Concept Graph & Resume using Claude 3 Opus | Chat GPT4 | Llama 3:
Resume:
1.-Christoph introduces the Brainy Hacks team, who have done nice work in the BCI domain and won past BCI Hackathons.
2.-The Brainy Hacks team spent half a year doing an internship on game development with GTEC's new unicorn BCI interface.
3.-Christoph is excited to see the outcome of the game the team developed during their internship over the past half year.
4.-The team introduces themselves - Katerina, Anita, Jos, Ethel and Mariam. They are master's students in Cognitive Science and AI.
5.-The team has participated in Brain.io hackathons for about 3 years and made successful projects, working together on interesting small projects.
6.-The team gives a shout-out to GTEC for hosting them as interns. They visited the headquarters in Austria.
7.-BCI games can be used in research contexts and in the medical field, which Joss will explain further.
8.-Anita presents her research project "Neurowizard" - a gamified BCI for paradigm testing using a wizard character casting spells.
9.-The game aims to make the BCI selection task more fun and gamified compared to a standard minimalistic application.
10.-The game uses text-based RPG-style with the user going through dungeon rooms and casting spells by selecting items in order.
11.-As a first-time user, the game interface is designed to be minimal and understandable. It was developed in Unity.
12.-Gamification can provide motivation for long-term use and replaying. Users may prefer an immersive game vs a flat interface.
13.-Design process considered gamification literature - incorporating challenge, theme, reward, progress. Used AI art, own drawings, animations.
14.-Anita integrated the calibration into the game narrative naturally. Explains controls simply without BCI jargon for new users.
15.-Classifications represented visually as orb colors to avoid confusing new users with accuracy percentages. Translates to game progression.
16.-Game adapts difficulty with increasingly complex selection tasks framed as casting more advanced spells. Motivates improvement.
17.-Prototype shows potential of gamifying BCI apps beyond simple tasks. Engaging narrative and visuals enable longer, immersive experiences.

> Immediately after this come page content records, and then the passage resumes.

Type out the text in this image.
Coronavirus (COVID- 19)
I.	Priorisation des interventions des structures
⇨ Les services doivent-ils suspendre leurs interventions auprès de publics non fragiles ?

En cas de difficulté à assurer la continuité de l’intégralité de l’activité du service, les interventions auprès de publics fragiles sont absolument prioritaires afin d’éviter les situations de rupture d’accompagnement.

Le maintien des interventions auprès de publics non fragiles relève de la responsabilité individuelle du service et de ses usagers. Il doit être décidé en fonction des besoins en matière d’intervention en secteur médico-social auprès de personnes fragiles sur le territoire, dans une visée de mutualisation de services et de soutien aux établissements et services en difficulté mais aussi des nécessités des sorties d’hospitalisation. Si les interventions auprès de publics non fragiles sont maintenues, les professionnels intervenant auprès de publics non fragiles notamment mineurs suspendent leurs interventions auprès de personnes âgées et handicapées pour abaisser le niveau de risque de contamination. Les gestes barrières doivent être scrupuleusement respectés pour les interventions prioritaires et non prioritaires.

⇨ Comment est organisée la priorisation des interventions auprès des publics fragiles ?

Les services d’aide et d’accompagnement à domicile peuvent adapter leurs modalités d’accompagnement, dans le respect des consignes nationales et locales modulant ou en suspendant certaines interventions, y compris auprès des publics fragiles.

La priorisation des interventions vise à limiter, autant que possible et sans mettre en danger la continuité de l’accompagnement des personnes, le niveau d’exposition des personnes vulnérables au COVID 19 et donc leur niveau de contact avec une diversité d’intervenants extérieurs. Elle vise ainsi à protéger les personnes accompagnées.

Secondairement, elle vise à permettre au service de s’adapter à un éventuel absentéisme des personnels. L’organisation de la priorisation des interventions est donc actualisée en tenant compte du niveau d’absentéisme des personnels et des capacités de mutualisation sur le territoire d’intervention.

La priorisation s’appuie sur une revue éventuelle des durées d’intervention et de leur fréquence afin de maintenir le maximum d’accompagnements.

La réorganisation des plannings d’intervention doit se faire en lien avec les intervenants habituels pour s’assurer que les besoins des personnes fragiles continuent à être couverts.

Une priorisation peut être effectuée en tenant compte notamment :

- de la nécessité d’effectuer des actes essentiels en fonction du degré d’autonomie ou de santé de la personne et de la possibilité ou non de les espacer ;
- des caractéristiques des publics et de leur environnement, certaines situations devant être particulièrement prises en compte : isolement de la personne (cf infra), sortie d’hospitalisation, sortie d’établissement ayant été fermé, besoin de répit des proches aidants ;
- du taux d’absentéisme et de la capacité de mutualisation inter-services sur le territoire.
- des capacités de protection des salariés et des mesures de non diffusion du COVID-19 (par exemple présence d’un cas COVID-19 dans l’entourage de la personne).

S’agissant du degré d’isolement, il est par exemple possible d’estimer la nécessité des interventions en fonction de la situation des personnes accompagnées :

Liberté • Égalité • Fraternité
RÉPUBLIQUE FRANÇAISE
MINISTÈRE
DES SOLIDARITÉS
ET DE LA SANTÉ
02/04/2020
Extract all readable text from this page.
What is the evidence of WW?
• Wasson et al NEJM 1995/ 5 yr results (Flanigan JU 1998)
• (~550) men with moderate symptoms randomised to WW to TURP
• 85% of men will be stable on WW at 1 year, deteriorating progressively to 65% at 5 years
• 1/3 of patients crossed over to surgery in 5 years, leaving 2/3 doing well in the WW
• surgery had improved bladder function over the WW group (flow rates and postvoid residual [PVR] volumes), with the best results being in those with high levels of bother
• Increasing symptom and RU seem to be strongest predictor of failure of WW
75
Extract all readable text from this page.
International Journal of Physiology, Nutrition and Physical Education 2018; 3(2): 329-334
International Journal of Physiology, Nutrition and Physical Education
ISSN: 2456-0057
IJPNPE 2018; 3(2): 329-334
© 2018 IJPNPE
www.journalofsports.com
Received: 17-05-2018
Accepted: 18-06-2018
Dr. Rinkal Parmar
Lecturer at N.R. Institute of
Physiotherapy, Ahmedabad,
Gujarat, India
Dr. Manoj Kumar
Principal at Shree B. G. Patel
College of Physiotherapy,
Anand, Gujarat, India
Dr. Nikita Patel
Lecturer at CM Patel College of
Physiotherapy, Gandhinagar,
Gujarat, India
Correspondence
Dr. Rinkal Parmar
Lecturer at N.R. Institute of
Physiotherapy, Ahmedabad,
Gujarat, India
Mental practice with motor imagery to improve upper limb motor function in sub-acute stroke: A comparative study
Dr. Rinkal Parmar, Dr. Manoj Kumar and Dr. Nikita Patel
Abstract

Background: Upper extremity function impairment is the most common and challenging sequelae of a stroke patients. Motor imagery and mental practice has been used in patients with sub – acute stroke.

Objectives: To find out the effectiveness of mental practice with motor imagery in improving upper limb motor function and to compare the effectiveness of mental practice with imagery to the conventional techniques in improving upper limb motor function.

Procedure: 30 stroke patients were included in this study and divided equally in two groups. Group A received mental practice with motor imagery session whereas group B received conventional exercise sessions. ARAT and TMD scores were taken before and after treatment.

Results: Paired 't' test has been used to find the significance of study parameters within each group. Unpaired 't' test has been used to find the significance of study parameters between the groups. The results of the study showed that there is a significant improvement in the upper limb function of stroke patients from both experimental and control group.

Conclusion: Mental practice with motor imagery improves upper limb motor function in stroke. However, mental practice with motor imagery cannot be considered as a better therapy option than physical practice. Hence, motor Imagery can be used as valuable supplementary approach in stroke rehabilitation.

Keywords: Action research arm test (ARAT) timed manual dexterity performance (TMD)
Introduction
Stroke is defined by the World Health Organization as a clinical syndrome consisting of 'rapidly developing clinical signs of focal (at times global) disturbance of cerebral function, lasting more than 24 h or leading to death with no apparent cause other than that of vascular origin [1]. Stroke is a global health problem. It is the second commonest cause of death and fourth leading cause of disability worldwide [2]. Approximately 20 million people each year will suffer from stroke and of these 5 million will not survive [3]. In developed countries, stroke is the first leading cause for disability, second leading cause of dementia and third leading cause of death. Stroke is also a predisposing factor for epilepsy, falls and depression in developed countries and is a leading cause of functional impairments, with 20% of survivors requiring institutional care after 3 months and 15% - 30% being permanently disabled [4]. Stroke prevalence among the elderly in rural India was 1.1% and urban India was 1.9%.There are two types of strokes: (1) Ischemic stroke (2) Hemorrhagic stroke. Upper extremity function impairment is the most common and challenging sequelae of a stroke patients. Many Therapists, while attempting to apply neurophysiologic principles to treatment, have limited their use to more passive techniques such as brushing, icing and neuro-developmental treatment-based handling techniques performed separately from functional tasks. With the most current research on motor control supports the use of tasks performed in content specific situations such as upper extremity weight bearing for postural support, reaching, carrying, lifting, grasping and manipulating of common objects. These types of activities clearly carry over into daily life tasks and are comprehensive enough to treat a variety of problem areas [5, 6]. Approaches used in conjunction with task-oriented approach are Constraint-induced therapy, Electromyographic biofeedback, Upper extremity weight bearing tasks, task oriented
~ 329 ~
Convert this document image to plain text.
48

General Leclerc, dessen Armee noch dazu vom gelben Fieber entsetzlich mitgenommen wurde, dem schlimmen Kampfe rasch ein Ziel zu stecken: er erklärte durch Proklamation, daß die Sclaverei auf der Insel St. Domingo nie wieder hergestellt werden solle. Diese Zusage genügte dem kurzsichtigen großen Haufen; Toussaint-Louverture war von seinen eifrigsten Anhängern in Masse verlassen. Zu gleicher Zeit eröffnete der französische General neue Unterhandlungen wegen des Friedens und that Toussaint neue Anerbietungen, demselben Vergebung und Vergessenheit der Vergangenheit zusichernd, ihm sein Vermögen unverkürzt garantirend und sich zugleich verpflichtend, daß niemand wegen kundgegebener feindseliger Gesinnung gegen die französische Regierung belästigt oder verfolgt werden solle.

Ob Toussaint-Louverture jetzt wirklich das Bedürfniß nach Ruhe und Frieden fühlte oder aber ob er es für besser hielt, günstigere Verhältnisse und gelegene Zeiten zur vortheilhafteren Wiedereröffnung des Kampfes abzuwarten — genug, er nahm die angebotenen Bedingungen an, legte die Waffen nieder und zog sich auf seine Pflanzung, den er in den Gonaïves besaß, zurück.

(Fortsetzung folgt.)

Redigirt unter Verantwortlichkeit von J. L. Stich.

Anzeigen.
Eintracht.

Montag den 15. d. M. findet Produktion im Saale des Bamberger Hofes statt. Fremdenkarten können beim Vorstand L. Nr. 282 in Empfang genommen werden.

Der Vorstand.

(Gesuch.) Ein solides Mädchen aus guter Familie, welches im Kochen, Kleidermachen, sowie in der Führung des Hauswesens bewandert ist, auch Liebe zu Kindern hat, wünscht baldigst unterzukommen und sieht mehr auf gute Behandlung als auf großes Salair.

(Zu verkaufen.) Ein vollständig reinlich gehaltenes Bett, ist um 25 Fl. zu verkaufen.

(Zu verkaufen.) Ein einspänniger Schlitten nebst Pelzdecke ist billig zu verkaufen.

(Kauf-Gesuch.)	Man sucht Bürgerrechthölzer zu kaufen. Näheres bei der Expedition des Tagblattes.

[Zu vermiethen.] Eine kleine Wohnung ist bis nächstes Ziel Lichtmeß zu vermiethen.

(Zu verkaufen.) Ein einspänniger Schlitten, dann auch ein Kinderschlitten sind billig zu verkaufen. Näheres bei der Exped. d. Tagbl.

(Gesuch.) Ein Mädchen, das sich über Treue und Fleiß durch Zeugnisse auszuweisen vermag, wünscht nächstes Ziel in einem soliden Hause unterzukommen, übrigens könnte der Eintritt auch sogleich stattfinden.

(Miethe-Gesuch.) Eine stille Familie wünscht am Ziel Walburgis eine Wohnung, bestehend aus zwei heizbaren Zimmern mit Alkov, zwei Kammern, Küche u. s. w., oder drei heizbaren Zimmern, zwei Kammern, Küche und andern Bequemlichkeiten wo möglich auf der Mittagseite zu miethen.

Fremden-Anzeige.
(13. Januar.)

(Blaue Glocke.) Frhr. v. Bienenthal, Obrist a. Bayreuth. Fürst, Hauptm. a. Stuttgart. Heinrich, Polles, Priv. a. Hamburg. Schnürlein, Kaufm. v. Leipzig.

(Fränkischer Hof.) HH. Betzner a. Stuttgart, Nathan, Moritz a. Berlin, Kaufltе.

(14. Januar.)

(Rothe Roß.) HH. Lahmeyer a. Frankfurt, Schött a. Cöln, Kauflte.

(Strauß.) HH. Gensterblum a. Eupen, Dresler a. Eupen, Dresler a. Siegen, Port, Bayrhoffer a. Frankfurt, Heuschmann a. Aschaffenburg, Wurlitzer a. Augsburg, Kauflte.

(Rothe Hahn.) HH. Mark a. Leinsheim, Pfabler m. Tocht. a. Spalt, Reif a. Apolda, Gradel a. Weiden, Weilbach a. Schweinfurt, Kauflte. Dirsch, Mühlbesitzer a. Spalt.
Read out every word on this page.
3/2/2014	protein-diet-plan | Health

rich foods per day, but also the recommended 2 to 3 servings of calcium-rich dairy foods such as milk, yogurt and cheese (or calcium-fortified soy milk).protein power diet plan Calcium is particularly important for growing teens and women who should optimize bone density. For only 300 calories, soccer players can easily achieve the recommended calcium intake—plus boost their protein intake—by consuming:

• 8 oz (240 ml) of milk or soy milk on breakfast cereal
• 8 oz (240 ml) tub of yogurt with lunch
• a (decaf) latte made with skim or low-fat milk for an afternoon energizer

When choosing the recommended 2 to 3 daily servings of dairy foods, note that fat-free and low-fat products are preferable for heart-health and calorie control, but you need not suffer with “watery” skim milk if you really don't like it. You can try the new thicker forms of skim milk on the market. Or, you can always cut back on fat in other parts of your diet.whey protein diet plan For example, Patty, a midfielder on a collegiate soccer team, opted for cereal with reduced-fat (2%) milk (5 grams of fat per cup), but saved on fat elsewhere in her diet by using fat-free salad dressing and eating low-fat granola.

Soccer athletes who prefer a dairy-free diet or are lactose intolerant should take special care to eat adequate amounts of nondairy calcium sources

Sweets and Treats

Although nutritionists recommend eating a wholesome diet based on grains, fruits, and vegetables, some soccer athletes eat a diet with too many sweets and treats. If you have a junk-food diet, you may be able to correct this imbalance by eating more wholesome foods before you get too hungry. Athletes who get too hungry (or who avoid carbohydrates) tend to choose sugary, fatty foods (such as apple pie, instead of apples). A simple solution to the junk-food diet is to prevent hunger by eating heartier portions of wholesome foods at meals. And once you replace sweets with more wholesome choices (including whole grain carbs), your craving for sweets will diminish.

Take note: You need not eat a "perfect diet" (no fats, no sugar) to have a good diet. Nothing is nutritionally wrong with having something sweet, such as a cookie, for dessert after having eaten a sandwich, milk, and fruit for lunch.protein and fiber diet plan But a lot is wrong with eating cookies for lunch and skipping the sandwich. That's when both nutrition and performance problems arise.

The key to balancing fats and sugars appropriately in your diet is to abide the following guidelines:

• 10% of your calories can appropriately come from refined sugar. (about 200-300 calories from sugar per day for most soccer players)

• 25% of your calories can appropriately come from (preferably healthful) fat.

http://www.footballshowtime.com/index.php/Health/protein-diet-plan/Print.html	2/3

18.-Next, Ethel presents their attempts at medical field BCI games, e.g. for stroke recovery which can be tedious.
19.-During last year's hackathon, they made a multiplayer game to motivate patients and enable social connection during motor imagery training.
20.-They combined paradigms (P300 and SSVEP) to connect users with different abilities. Turn-based to allow different timing windows.
21.-Four characters each with own attack style and matching BCI paradigm - P300, SSVEP, motor imagery, passive (valence-based).
22.-2-player collaborative or competitive game. Defeat monsters together or challenge each other. Motivating way to support motor-impaired users.
23.-Developed basic playable demo in Unity within the 24-hour hackathon. Shows potential for making BCI games quickly.
24.-Jos overviews their internship project developing a near full-scale immersive BCI game in Unity as a proof-of-concept.
25.-Contrasts research/medical focused BCI games with limited scope vs full-fledged immersive games that appeal to a broad audience.
26.-Challenges in making BCI games for the public - speed/information transfer rate of classifiers, lack of plug-and-play devices.
27.-Large gap between research/medical BCI apps vs indie/AAA video games in mechanics, scope, visual design, immersion.
28.-Their game "Dark Reflection" is story-based to allow natural onboarding. Users solve a mystery using BCI "mind-reading" mechanics.
29.-BCI interactions enhance gameplay, not replace controls. Blend naturally into narrative, environment, conversations.
30.-In-progress BCI game shows potential for rich experiences combining engaging worlds and stories with intuitive BCI enhancements.